Wednesday, October 3, 2012

Four Years Between Harvests

This was supposed to be a bearing year for the hickory nuts, but the long drought put a stop to that plan.

How the hickories know which is the year for the crop is a mystery to me.  Perhaps they circulate a newsletter so all the trees can have nuts and there won't be some sneaky hickory upsetting the market by being the only source some year.

In 2010, I discovered I had twenty-four bearing hickories on my land.  The clay soil and steep hills were great for hickories.  Learning that it could take as much as thirty-five years for a tree to bear, I realized I had a potential gold mine.  A buyer promised to come fetch the nuts.
It was great fun finding all the trees, some of which I named for the grandkids.  This bronze beauty  is Shelby.  I went out daily and brought back ten gallons.  Sometimes, I sat under the tree and popped off the thick hulls to save weight in carrying them home.  I was thinking that this surely was a suitable enterprise for me when I was bopped on the head by a falling nut.  It really hurt, and raised an immediate goose egg.  After that, I wore my hard hat when working under the tall trees.  I named that tree The Bonker.
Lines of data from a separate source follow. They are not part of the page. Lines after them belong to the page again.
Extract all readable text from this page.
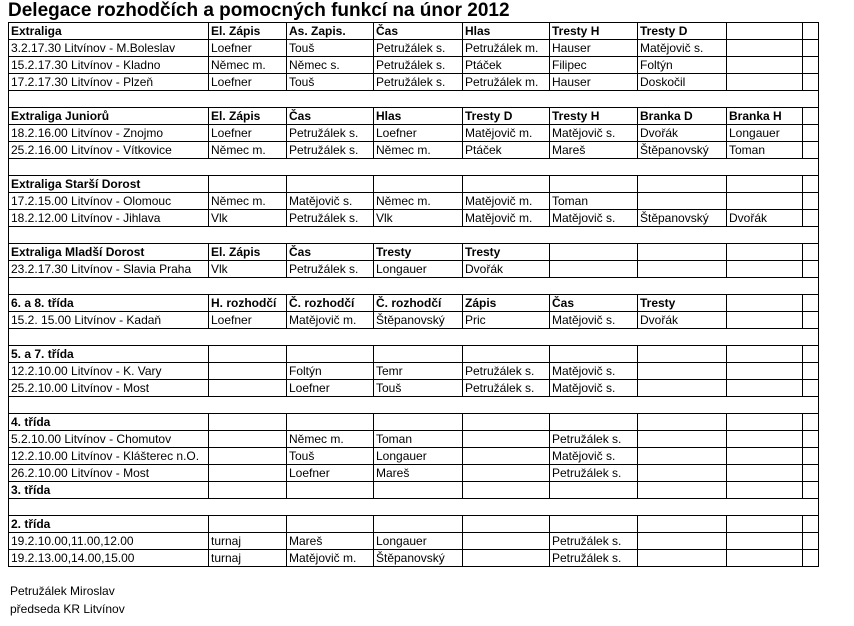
Delegace rozhodčích a pomocných funkcí na únor 2012
Extraliga	El. Zápis	As. Zapis.	Čas	Hlas	Tresty H	Tresty D		
3.2.17.30 Litvínov - M.Boleslav	Loefner	Touš	Petružálek s.	Petružálek m.	Hauser	Matějovič s.		
15.2.17.30 Litvínov - Kladno	Němec m.	Němec s.	Petružálek s.	Ptáček	Filipec	Foltýn		
17.2.17.30 Litvínov - Plzeň	Loefner	Touš	Petružálek s.	Petružálek m.	Hauser	Doskočil		

Extraliga Juniorů	El. Zápis	Čas	Hlas	Tresty D	Tresty H	Branka D	Branka H	
18.2.16.00 Litvínov - Znojmo	Loefner	Petružálek s.	Loefner	Matějovič m.	Matějovič s.	Dvořák	Longauer	
25.2.16.00 Litvínov - Vítkovice	Němec m.	Petružálek s.	Němec m.	Ptáček	Mareš	Štěpanovský	Toman	

Extraliga Starší Dorost								
17.2.15.00 Litvínov - Olomouc	Němec m.	Matějovič s.	Němec m.	Matějovič m.	Toman			
18.2.12.00 Litvínov - Jihlava	Vlk	Petružálek s.	Vlk	Matějovič m.	Matějovič s.	Štěpanovský	Dvořák	

Extraliga Mladší Dorost	El. Zápis	Čas	Tresty	Tresty				
23.2.17.30 Litvínov - Slavia Praha	Vlk	Petružálek s.	Longauer	Dvořák				

6. a 8. třída	H. rozhodčí	Č. rozhodčí	Č. rozhodčí	Zápis	Čas	Tresty		
15.2. 15.00 Litvínov - Kadaň	Loefner	Matějovič m.	Štěpanovský	Pric	Matějovič s.	Dvořák		

5. a 7. třída								
12.2.10.00 Litvínov - K. Vary		Foltýn	Temr	Petružálek s.	Matějovič s.			
25.2.10.00 Litvínov - Most		Loefner	Touš	Petružálek s.	Matějovič s.			

4. třída								
5.2.10.00 Litvínov - Chomutov		Němec m.	Toman		Petružálek s.			
12.2.10.00 Litvínov - Klášterec n.O.		Touš	Longauer		Matějovič s.			
26.2.10.00 Litvínov - Most		Loefner	Mareš		Petružálek s.			
3. třída								

2. třída								
19.2.10.00,11.00,12.00	turnaj	Mareš	Longauer		Petružálek s.			
19.2.13.00,14.00,15.00	turnaj	Matějovič m.	Štěpanovský		Petružálek s.			
Petružálek Miroslav
předseda KR Litvínov
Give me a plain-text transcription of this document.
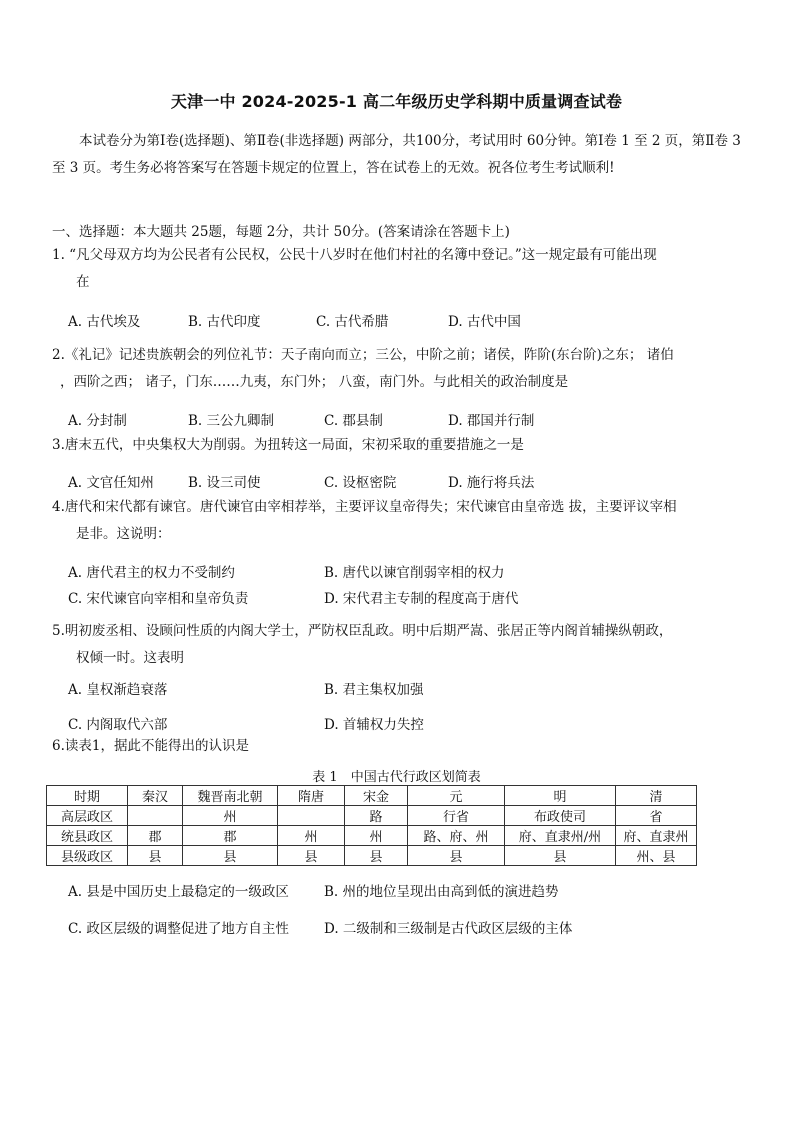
天津一中 2024-2025-1 高二年级历史学科期中质量调查试卷
本试卷分为第Ⅰ卷(选择题)、第Ⅱ卷(非选择题) 两部分，共100分，考试用时 60分钟。第Ⅰ卷 1 至 2 页，第Ⅱ卷 3 至 3 页。考生务必将答案写在答题卡规定的位置上，答在试卷上的无效。祝各位考生考试顺利!
一、选择题：本大题共 25题，每题 2分，共计 50分。(答案请涂在答题卡上)
1. “凡父母双方均为公民者有公民权，公民十八岁时在他们村社的名簿中登记。”这一规定最有可能出现
在
A. 古代埃及	B. 古代印度	C. 古代希腊	D. 古代中国
2.《礼记》记述贵族朝会的列位礼节：天子南向而立；三公，中阶之前；诸侯，阼阶(东台阶)之东； 诸伯
，西阶之西； 诸子，门东……九夷，东门外； 八蛮，南门外。与此相关的政治制度是
A. 分封制	B. 三公九卿制	C. 郡县制	D. 郡国并行制
3.唐末五代，中央集权大为削弱。为扭转这一局面，宋初采取的重要措施之一是
A. 文官任知州	B. 设三司使	C. 设枢密院	D. 施行将兵法
4.唐代和宋代都有谏官。唐代谏官由宰相荐举，主要评议皇帝得失；宋代谏官由皇帝选 拔，主要评议宰相
是非。这说明：
A. 唐代君主的权力不受制约	B. 唐代以谏官削弱宰相的权力
C. 宋代谏官向宰相和皇帝负责	D. 宋代君主专制的程度高于唐代
5.明初废丞相、设顾问性质的内阁大学士，严防权臣乱政。明中后期严嵩、张居正等内阁首辅操纵朝政，
权倾一时。这表明
A. 皇权渐趋衰落	B. 君主集权加强
C. 内阁取代六部	D. 首辅权力失控
6.读表1，据此不能得出的认识是
表 1　中国古代行政区划简表
时期	秦汉	魏晋南北朝	隋唐	宋金	元	明	清
高层政区		州		路	行省	布政使司	省
统县政区	郡	郡	州	州	路、府、州	府、直隶州/州	府、直隶州
县级政区	县	县	县	县	县	县	州、县
A. 县是中国历史上最稳定的一级政区	B. 州的地位呈现出由高到低的演进趋势
C. 政区层级的调整促进了地方自主性	D. 二级制和三级制是古代政区层级的主体
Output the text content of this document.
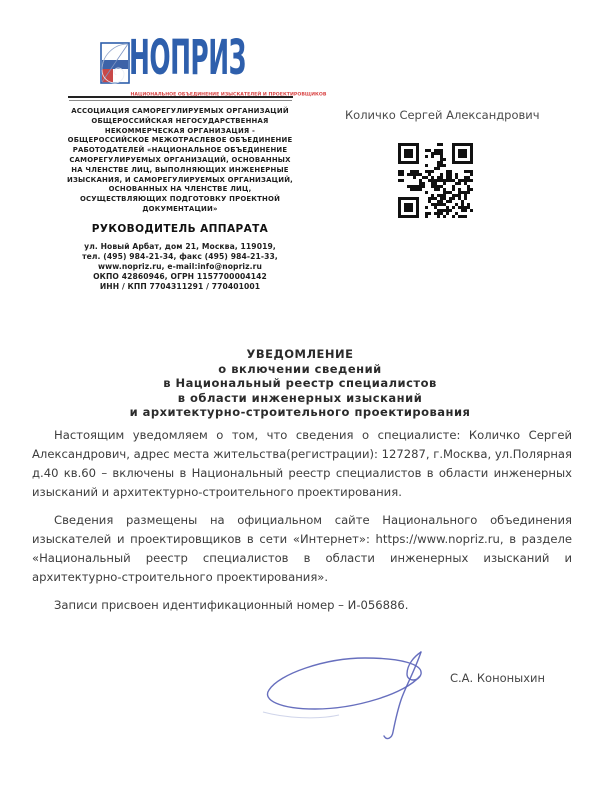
НОПРИЗ
НАЦИОНАЛЬНОЕ ОБЪЕДИНЕНИЕ ИЗЫСКАТЕЛЕЙ И ПРОЕКТИРОВЩИКОВ
АССОЦИАЦИЯ САМОРЕГУЛИРУЕМЫХ ОРГАНИЗАЦИЙ
ОБЩЕРОССИЙСКАЯ НЕГОСУДАРСТВЕННАЯ
НЕКОММЕРЧЕСКАЯ ОРГАНИЗАЦИЯ -
ОБЩЕРОССИЙСКОЕ МЕЖОТРАСЛЕВОЕ ОБЪЕДИНЕНИЕ
РАБОТОДАТЕЛЕЙ «НАЦИОНАЛЬНОЕ ОБЪЕДИНЕНИЕ
САМОРЕГУЛИРУЕМЫХ ОРГАНИЗАЦИЙ, ОСНОВАННЫХ
НА ЧЛЕНСТВЕ ЛИЦ, ВЫПОЛНЯЮЩИХ ИНЖЕНЕРНЫЕ
ИЗЫСКАНИЯ, И САМОРЕГУЛИРУЕМЫХ ОРГАНИЗАЦИЙ,
ОСНОВАННЫХ НА ЧЛЕНСТВЕ ЛИЦ,
ОСУЩЕСТВЛЯЮЩИХ ПОДГОТОВКУ ПРОЕКТНОЙ
ДОКУМЕНТАЦИИ»
РУКОВОДИТЕЛЬ АППАРАТА
ул. Новый Арбат, дом 21, Москва, 119019,
тел. (495) 984-21-34, факс (495) 984-21-33,
www.nopriz.ru, e-mail:info@nopriz.ru
ОКПО 42860946, ОГРН 1157700004142
ИНН / КПП 7704311291 / 770401001
Количко Сергей Александрович
УВЕДОМЛЕНИЕ
о включении сведений
в Национальный реестр специалистов
в области инженерных изысканий
и архитектурно-строительного проектирования

Настоящим уведомляем о том, что сведения о специалисте: Количко Сергей Александрович, адрес места жительства(регистрации): 127287, г.Москва, ул.Полярная д.40 кв.60 – включены в Национальный реестр специалистов в области инженерных изысканий и архитектурно-строительного проектирования.

Сведения размещены на официальном сайте Национального объединения изыскателей и проектировщиков в сети «Интернет»: https://www.nopriz.ru, в разделе «Национальный реестр специалистов в области инженерных изысканий и архитектурно-строительного проектирования».

Записи присвоен идентификационный номер – И-056886.

С.А. Кононыхин
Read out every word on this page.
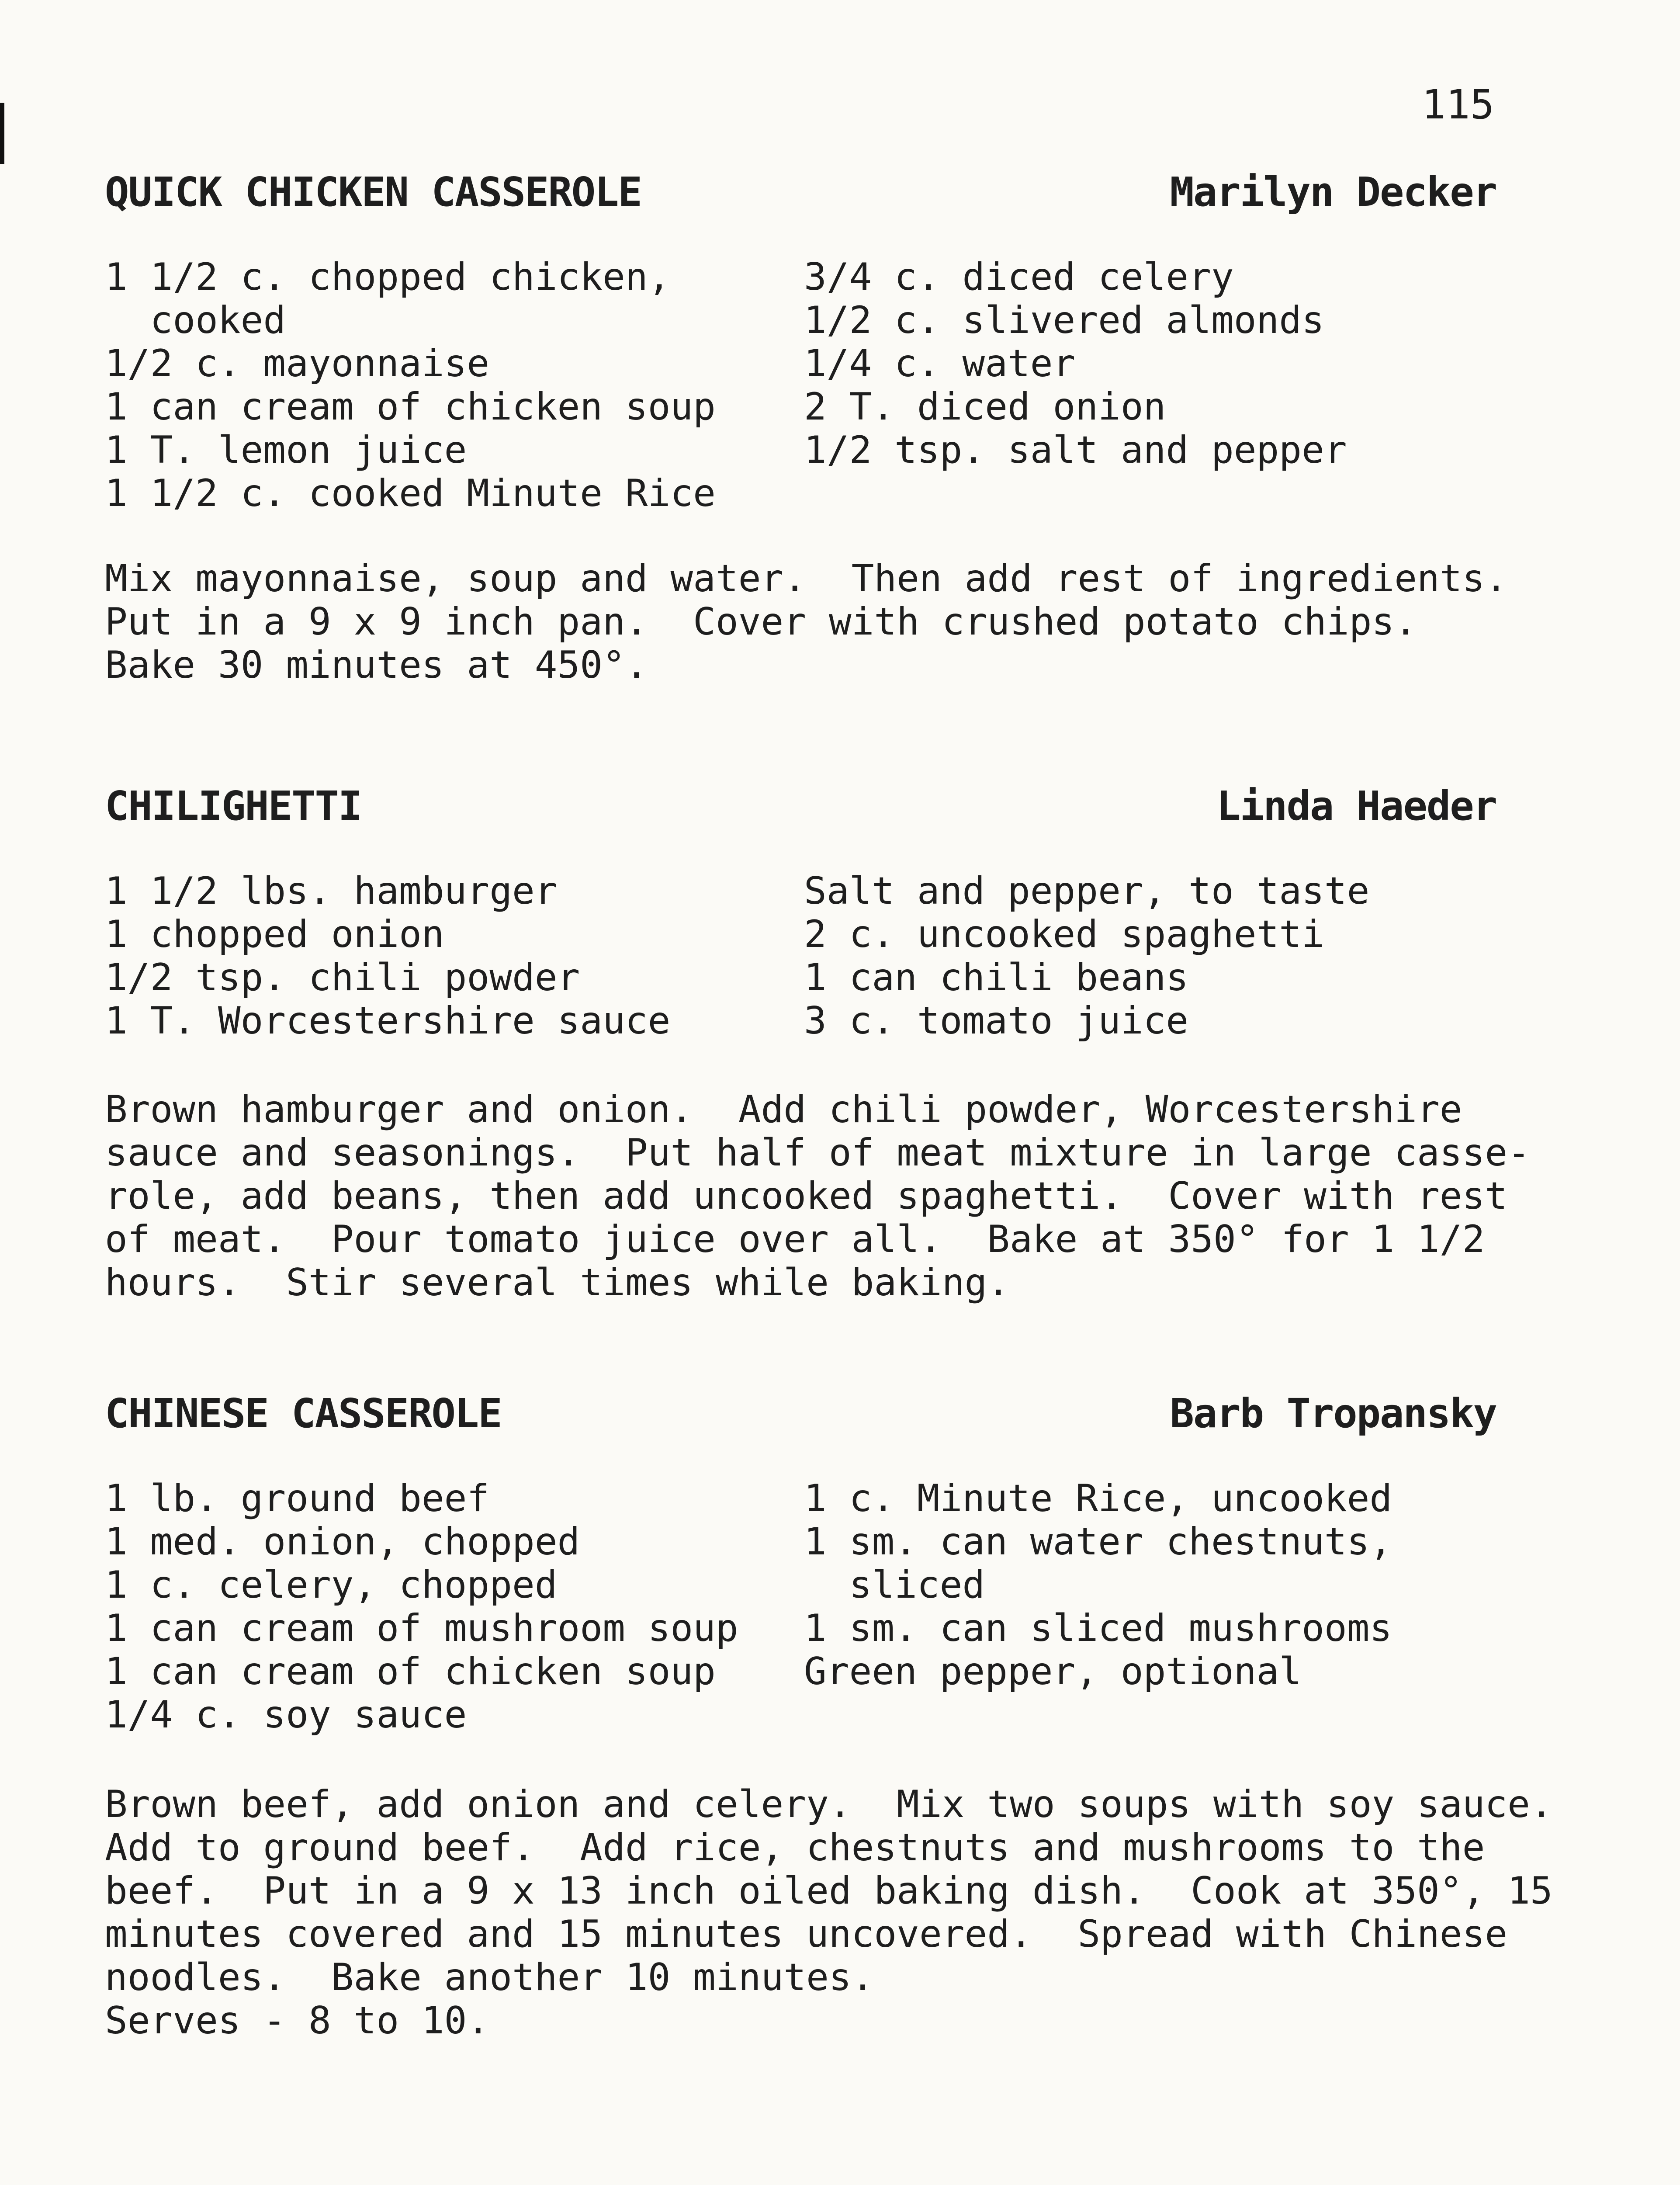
115
QUICK CHICKEN CASSEROLE	Marilyn Decker
1 1/2 c. chopped chicken,
cooked
1/2 c. mayonnaise
1 can cream of chicken soup
1 T. lemon juice
1 1/2 c. cooked Minute Rice
3/4 c. diced celery
1/2 c. slivered almonds
1/4 c. water
2 T. diced onion
1/2 tsp. salt and pepper
Mix mayonnaise, soup and water.  Then add rest of ingredients.
Put in a 9 x 9 inch pan.  Cover with crushed potato chips.
Bake 30 minutes at 450°.
CHILIGHETTI	Linda Haeder
1 1/2 lbs. hamburger
1 chopped onion
1/2 tsp. chili powder
1 T. Worcestershire sauce
Salt and pepper, to taste
2 c. uncooked spaghetti
1 can chili beans
3 c. tomato juice
Brown hamburger and onion.  Add chili powder, Worcestershire
sauce and seasonings.  Put half of meat mixture in large casse-
role, add beans, then add uncooked spaghetti.  Cover with rest
of meat.  Pour tomato juice over all.  Bake at 350° for 1 1/2
hours.  Stir several times while baking.
CHINESE CASSEROLE	Barb Tropansky
1 lb. ground beef
1 med. onion, chopped
1 c. celery, chopped
1 can cream of mushroom soup
1 can cream of chicken soup
1/4 c. soy sauce
1 c. Minute Rice, uncooked
1 sm. can water chestnuts,
sliced
1 sm. can sliced mushrooms
Green pepper, optional
Brown beef, add onion and celery.  Mix two soups with soy sauce.
Add to ground beef.  Add rice, chestnuts and mushrooms to the
beef.  Put in a 9 x 13 inch oiled baking dish.  Cook at 350°, 15
minutes covered and 15 minutes uncovered.  Spread with Chinese
noodles.  Bake another 10 minutes.
Serves - 8 to 10.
Growing under the trees were wild roses, red cedar trees and other nasty underbrush that I cleared out as best as I could.  Identifying the trees by a Missouri Department of Conservation Field Guide, I discovered I had some shagbark and some shellbark.  Of course I got beaned by one of the bigger ones, the shellbark, about the size and heft of a hardball.

The record for most nuts went to a tall tree down by the river, giving a total of 48 gallons.  That one I named Bountiful.

The hulls popped off readily with the twist of a small screwdriver.  Then I put the nuts in a bucket of water.  The floaters had worms, so had to be discarded.  The next step was to spread the nuts out on screens to dry in the sunshine.  Then I put them in mesh bags to hang in the breeze during the day.  At night, I put them in galvanized cans to keep the mice from getting them.

Only when I had 150 pounds of choice nuts did the buyer flake out on me.  I put an ad on Craig's List but didn't get any response.  It must have been a great year for hickories because everyone had plenty.

    The hulls made a nice mulch in the border, weathering to a restful gray.

Reading  that the nuts would go bad in hot weather,  I took the precaution of  putting some in the freezer.  However, the ones stored in cans in the hot workshop are still good, so I guess I'm all set to wait for the next crop of nuts, in 2014.  Since I can't bear to waste food, this delay may be a blessing in disguise.